Based on the generation idea of feature representation, the feature space of small samples can be learnt by feature extraction algorithms or deep networks. The latest VSG method based on deep networks is Generative Adversarial Net (GAN) in [32], [33]. GAN has been used in the field of image generation. While some problems such as mode collapse may occur in GAN. On the other hand, there is a big gap between the number of samples in the field of image processing and in the field of process industries. It is difficult to learn the parameters of deep networks from the small sample data of industrial process. The feature representation method of manifold learning called Isomap is selected to realize dimensionality reduction and the visualization of high-dimensional data, because Isomap is an effective algorithm for feature extraction. A regression model between the extracted features and the original data should be built for obtaining new samples. Extreme learning machine (ELM) as an effective non-linear mapping tool is adopted to build the regression model and the soft sensor model. To enhance the performance of soft sensor using limited data, this paper proposes a manifold learning based virtual sample generation method (Isomap-VSG). The specific steps to develop the proposed model are listed as follows: (1) Isomap is used to realize the dimensionality reduction of the original high-dimensional data. (2) Virtual samples are generated in the sparse place according to the visual structure of the data in the low-dimensional space; (3) One evaluation index for virtual samples, i.e. the range of asymmetric acceptable extension domain is calculated to select feasible virtual samples; (4) The obtained virtual samples are utilized to modify the established ELM soft sensor model. To verify the effectiveness of Isomap-VSG, case studies on a standard dataset and a real-world application are carried out. The simulation results show that the essence of the industrial process can be captured by the expanded samples and the accuracy of the soft sensor modes can be improved. Compared with SVR and several advanced VSG methods such as MTD, TTD, Bootstrap, the proposed Isomap-VSG can achieve better performance.
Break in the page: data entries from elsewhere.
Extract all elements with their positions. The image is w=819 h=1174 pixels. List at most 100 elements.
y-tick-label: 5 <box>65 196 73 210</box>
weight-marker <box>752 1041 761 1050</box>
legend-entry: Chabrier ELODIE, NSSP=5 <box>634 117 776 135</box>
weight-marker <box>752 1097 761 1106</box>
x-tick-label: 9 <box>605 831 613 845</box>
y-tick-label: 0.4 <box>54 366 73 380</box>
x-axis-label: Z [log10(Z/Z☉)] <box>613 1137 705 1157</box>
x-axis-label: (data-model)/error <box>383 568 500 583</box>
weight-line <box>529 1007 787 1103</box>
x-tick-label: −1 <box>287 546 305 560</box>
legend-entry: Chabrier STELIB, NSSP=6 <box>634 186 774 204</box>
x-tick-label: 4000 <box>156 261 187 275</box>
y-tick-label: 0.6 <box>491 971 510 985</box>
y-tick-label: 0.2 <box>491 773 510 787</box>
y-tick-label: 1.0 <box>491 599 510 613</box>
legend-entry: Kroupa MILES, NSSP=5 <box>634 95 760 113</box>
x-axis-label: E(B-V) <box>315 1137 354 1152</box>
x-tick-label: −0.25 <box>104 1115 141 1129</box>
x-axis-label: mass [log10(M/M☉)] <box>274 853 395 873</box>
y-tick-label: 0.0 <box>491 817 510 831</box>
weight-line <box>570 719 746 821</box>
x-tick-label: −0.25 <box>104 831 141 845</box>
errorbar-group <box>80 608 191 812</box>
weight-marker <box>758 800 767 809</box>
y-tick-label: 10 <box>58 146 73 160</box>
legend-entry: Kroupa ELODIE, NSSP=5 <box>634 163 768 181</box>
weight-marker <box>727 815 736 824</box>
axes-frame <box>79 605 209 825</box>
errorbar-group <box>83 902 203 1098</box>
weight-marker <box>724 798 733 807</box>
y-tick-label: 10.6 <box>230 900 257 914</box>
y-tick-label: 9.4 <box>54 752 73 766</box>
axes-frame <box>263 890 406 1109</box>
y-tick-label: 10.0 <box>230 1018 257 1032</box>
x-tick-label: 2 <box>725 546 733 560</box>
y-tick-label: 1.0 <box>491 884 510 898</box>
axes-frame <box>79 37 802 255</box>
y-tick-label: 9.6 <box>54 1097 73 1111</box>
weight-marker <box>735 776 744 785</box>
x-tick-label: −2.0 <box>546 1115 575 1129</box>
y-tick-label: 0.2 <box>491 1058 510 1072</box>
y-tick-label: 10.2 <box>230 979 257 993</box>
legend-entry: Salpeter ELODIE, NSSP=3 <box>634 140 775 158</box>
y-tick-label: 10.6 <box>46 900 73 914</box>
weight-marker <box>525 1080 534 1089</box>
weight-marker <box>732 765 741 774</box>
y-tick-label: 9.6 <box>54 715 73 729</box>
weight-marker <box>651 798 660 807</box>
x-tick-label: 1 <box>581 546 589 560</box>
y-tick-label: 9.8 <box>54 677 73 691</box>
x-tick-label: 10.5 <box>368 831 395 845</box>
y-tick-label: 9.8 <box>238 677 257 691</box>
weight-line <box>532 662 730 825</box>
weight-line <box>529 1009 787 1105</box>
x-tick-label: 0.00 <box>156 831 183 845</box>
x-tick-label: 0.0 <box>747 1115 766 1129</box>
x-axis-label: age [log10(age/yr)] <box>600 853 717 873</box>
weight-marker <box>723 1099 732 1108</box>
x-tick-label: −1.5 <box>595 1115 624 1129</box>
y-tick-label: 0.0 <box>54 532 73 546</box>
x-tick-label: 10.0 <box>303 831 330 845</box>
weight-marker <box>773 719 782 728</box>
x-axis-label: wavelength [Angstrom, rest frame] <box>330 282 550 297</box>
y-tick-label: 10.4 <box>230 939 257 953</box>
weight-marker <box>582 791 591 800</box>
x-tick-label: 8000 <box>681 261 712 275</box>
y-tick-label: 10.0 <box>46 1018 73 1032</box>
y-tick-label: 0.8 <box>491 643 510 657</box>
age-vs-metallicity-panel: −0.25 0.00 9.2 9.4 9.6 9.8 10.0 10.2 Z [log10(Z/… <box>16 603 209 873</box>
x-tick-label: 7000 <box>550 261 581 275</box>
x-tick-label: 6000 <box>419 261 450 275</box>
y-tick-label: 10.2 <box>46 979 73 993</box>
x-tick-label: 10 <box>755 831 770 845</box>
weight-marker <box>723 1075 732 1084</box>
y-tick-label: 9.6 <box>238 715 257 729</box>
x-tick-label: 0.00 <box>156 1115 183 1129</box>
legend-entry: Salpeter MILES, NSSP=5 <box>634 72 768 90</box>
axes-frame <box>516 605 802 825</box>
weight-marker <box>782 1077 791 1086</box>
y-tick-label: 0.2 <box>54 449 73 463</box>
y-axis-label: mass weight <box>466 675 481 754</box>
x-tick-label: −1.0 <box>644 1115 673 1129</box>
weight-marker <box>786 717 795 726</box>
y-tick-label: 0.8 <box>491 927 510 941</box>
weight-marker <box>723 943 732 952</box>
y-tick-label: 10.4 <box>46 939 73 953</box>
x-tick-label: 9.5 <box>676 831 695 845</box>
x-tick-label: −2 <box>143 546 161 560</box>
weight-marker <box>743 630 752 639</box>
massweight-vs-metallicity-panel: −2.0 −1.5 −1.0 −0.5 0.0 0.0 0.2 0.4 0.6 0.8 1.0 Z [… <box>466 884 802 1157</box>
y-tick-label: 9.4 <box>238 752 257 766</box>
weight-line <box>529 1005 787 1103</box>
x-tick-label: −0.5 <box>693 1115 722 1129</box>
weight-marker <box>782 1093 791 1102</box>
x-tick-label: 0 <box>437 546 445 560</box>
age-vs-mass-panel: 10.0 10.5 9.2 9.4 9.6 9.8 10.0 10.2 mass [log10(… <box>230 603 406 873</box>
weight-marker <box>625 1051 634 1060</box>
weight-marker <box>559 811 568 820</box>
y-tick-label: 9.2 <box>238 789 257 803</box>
The specific arrangements of the remaining paper are structured as follows: Some preliminaries of ELM, manifold learning method and asymmetric acceptable domain range expansion method are described in Section 2; In Section 3, the proposed Isomap-VSG method and the specific process of soft sensor modeling are illustrated in detail; Section 4 analyzes the simulation results of a benchmark function and the Purified Terephthalic Acid production process; Section 5 draws the conclusions.